Here is an illustrative screenshot:
It continiously is stuck on the NoData state, although everything is fine. This is but one of a whole many examples here.
We use OnCall to manage our alert states most of the time but are preparing to migrate to KeepHQ since OnCall is sunsetting soon. Still, this does not change the state of stuck alerts. ![]()

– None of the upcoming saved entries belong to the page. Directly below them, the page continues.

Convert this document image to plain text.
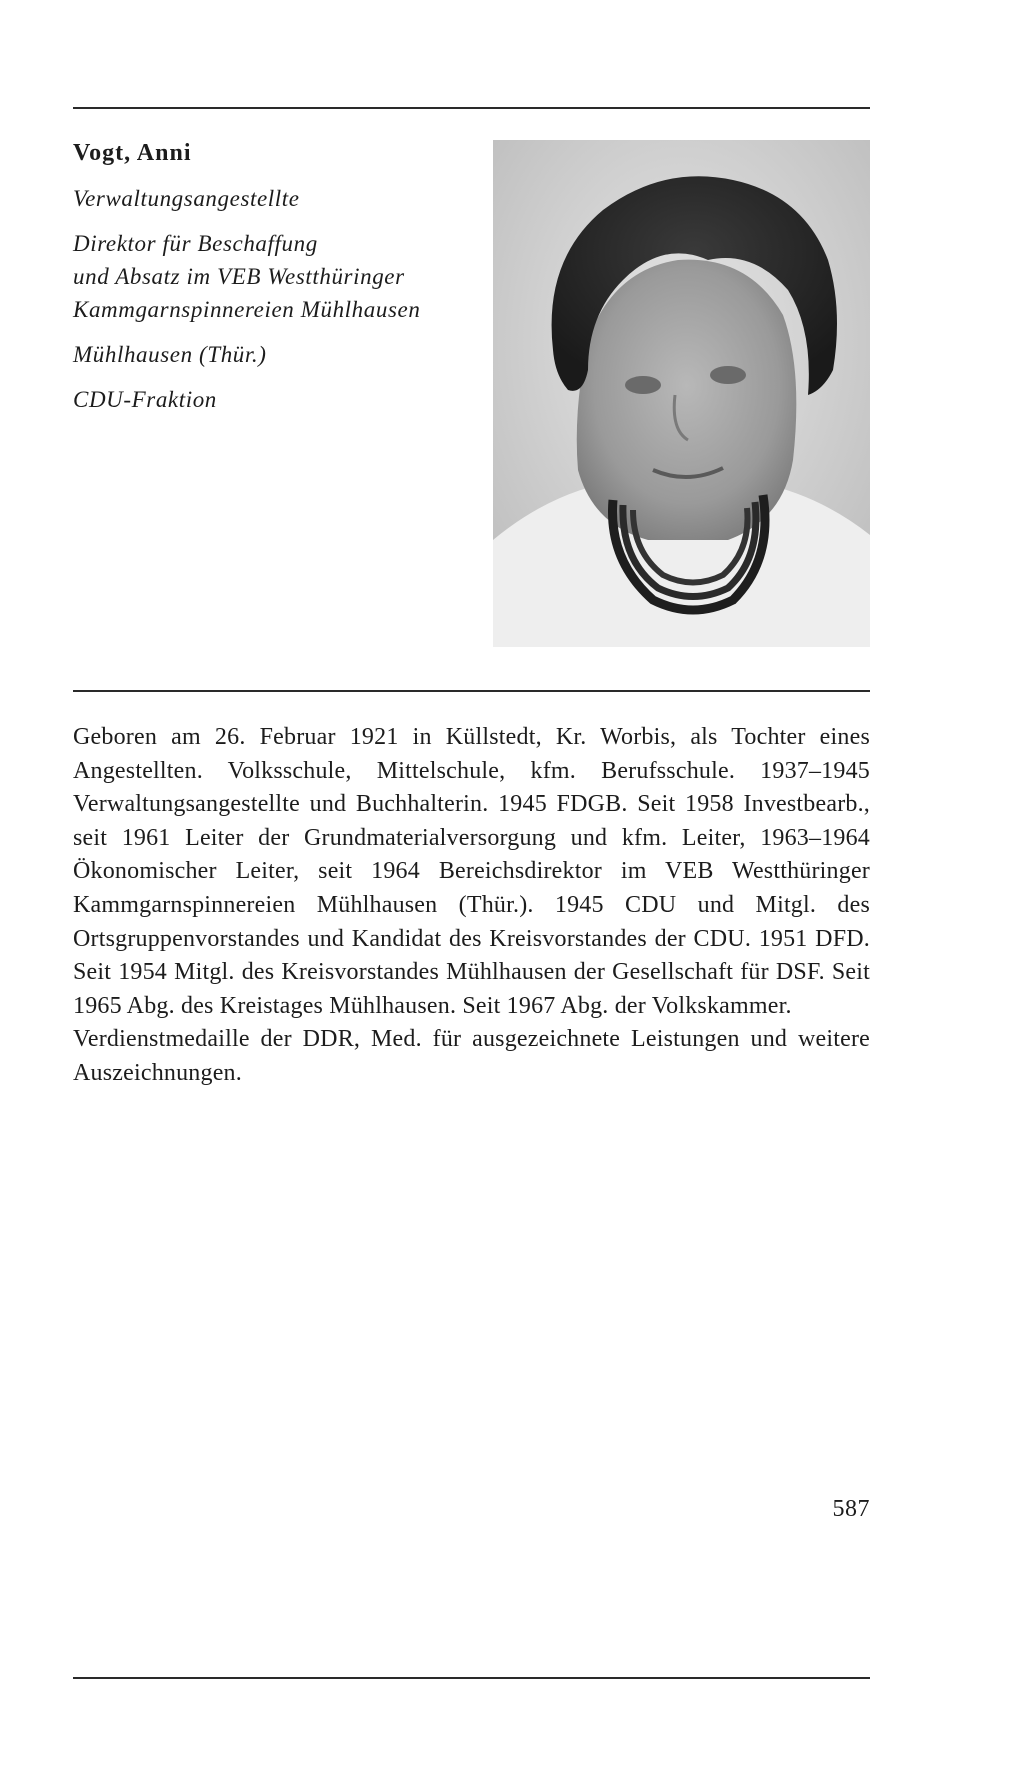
Vogt, Anni

Verwaltungsangestellte

Direktor für Beschaffung

und Absatz im VEB Westthüringer

Kammgarnspinnereien Mühlhausen

Mühlhausen (Thür.)

CDU-Fraktion

Geboren am 26. Februar 1921 in Küllstedt, Kr. Worbis, als Tochter eines Angestellten. Volksschule, Mittelschule, kfm. Berufsschule. 1937–1945 Verwaltungsangestellte und Buchhalterin. 1945 FDGB. Seit 1958 Investbearb., seit 1961 Leiter der Grundmaterialversorgung und kfm. Leiter, 1963–1964 Ökonomischer Leiter, seit 1964 Bereichsdirektor im VEB Westthüringer Kammgarnspinnereien Mühlhausen (Thür.). 1945 CDU und Mitgl. des Ortsgruppenvorstandes und Kandidat des Kreisvorstandes der CDU. 1951 DFD. Seit 1954 Mitgl. des Kreisvorstandes Mühlhausen der Gesellschaft für DSF. Seit 1965 Abg. des Kreistages Mühlhausen. Seit 1967 Abg. der Volkskammer.

Verdienstmedaille der DDR, Med. für ausgezeichnete Leistungen und weitere Auszeichnungen.

587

Here is that alert’s configuration:
Alert config
groups:
- orgId: 1
name: QNAP (NAS)
folder: QNAP Systems, Inc.
interval: 1m
rules:
- uid: senst-qnapCpuTempCrit
title: CPU Temperature (Critical)
condition: condition
data:
- refId: main
relativeTimeRange:
from: 3600
to: 0
datasourceUid: senst-qnap
model:
datasource:
type: influxdb
uid: senst-qnap
intervalMs: 1000
maxDataPoints: 43200
query: "from(bucket: \"qnap\")\r\n |> range(start: v.timeRangeStart, stop: v.timeRangeStop)\r\n |> filter(fn: (r) => r[\"_measurement\"] == \"qnap.nas\")\r\n |> filter(fn: (r) => r[\"_field\"] == \"cpuTemperature\")\r\n |> aggregateWindow(every: v.windowPeriod, fn: last, createEmpty: false)\r\n |> yield(name: \"last\")"
refId: main
- refId: alert
datasourceUid: __expr__
model:
conditions:
- evaluator:
params: []
type: gt
operator:
type: and
query:
params:
- A
reducer:
params: []
type: last
type: query
datasource:
type: __expr__
uid: __expr__
expression: main
intervalMs: 1000
maxDataPoints: 43200
reducer: last
refId: alert
type: reduce
- refId: condition
datasourceUid: __expr__
model:
conditions:
- evaluator:
params:
- 90
type: gt
operator:
type: and
query:
params:
- B
reducer:
params: []
type: last
type: query
datasource:
type: __expr__
uid: __expr__
expression: alert
intervalMs: 1000
maxDataPoints: 43200
refId: condition
type: threshold
dashboardUid: n4WBsOJWk
panelId: 19
noDataState: NoData
execErrState: Error
for: 5m
annotations:
__dashboardUid__: n4WBsOJWk
__panelId__: "19"
description: ""
runbook_url: ""
summary: ""
labels:
"": ""
customer: senst
severity: CRIT
isPaused: false
What can I do to get rid of this stale alert - and others of it’s kind?
Our datasource went offline on saturday, and there’s a whole lot of those still sticking around and firing.
Thanks!